Koretsky was second-quickest in qualifying with a 6.571 and wheeled his Lucas Oil/Nitro Fish Camaro to wins against Troy Coughlin Jr., Aaron Stanfield, and his teammate, Las Vegas winner Dallas Glenn. Koretsky finished the season as the No. 4 ranked driver in the class behind Anderson, Enders, and Glenn.
Pro Stock Bike
Matt Smith wrapped up his fifth world championship on Sunday at Auto Club Pomona Raceway when he defeated Angelle Sampey in the quarterfinals and then continued to roll on to the 32nd win of his career with a holeshot win over Karen Stoffer in the final round.
Facing a performance deficit for one of the few times this season, Smith rose to the challenge with a .011 light that left well ahead of Stoffer’s .101. Putting a tenth in the bank, Smith was able to win with a 6.817 to Stoffer’s 6.766.
“What a relief; this has been a tough year,” Smith said. “I’ve said all year long that those Suzuki bikes are fast. We made it work. I managed to outperform them on the starting line and we needed it. To Denso, Mark Stockseth, and Glen Butcher Trucking, thanks for all you do.”
Smith was bumped from the top spot in qualifying by Stoffer on Saturday afternoon but starting from the No. 2 spot didn’t seem to have much effect on the Denso team. Smith defeated Ryan Oehler, Sampey, and Eddie Krawiec before finishing the job with his win against Stoffer.

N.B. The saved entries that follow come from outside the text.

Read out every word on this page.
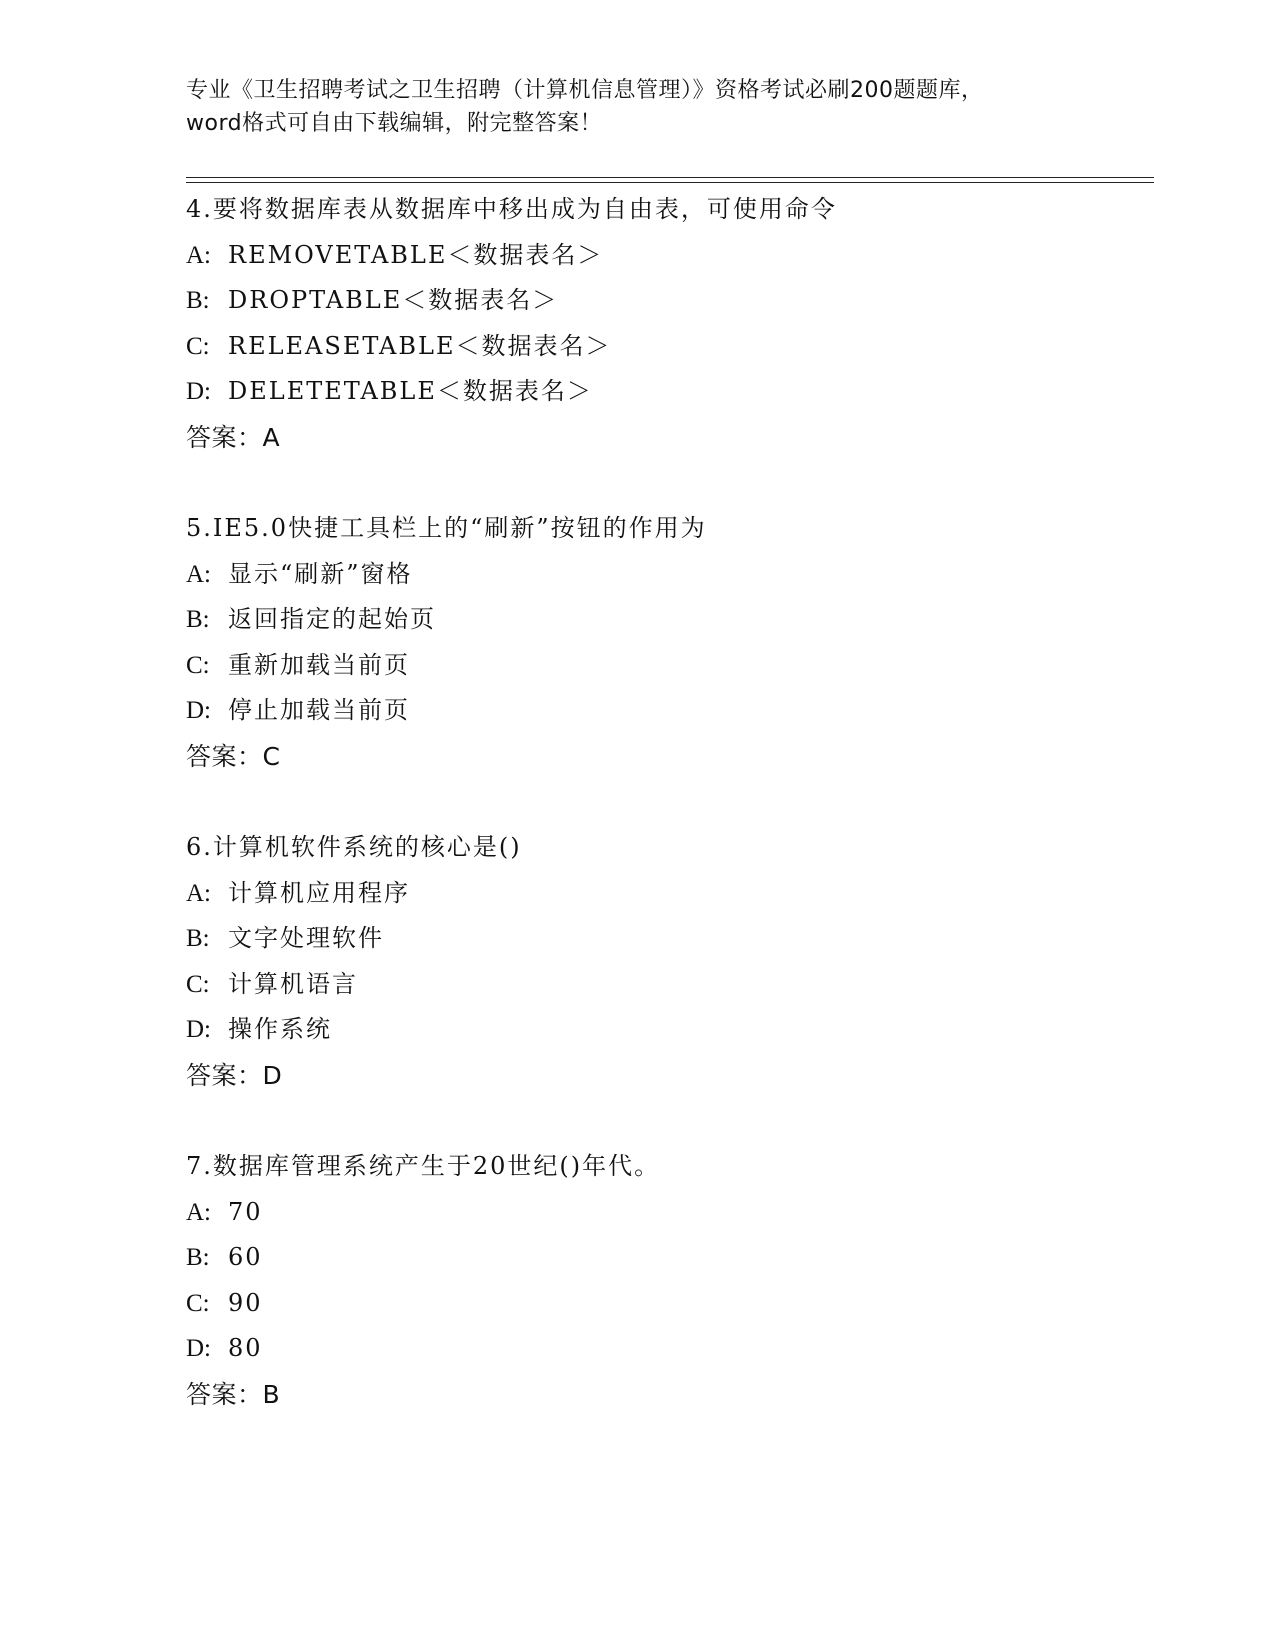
专业《卫生招聘考试之卫生招聘（计算机信息管理）》资格考试必刷200题题库，
word格式可自由下载编辑，附完整答案！
4.要将数据库表从数据库中移出成为自由表，可使用命令
A: REMOVETABLE＜数据表名＞
B: DROPTABLE＜数据表名＞
C: RELEASETABLE＜数据表名＞
D: DELETETABLE＜数据表名＞
答案：A
5.IE5.0快捷工具栏上的“刷新”按钮的作用为
A: 显示“刷新”窗格
B: 返回指定的起始页
C: 重新加载当前页
D: 停止加载当前页
答案：C
6.计算机软件系统的核心是()
A: 计算机应用程序
B: 文字处理软件
C: 计算机语言
D: 操作系统
答案：D
7.数据库管理系统产生于20世纪()年代。
A: 70
B: 60
C: 90
D: 80
答案：B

Smith’s only hiccup was a trip to the sand trap following his championship-clinching win against Sampey but he managed to get his bike cleaned and serviced in order to race in the final two rounds.
After runner-up finishes at the two more recent Pro Stock Motorcycle events in Bristol and Las Vegas, Stoffer has now appeared in the final of the last three events but hasn’t been able to come away with a victory.
Celebrating her 25th year in the class, Stoffer rode her Big St. Charles/Skillman Auto Group Suzuki wins against Kelly Clontz and Scotty Pollacheck before taking a bye run in the semifnals. Stoffer also set low elapsed time of the weekend with a 6.741 in round one and recorded the first 200-mph pass of her career.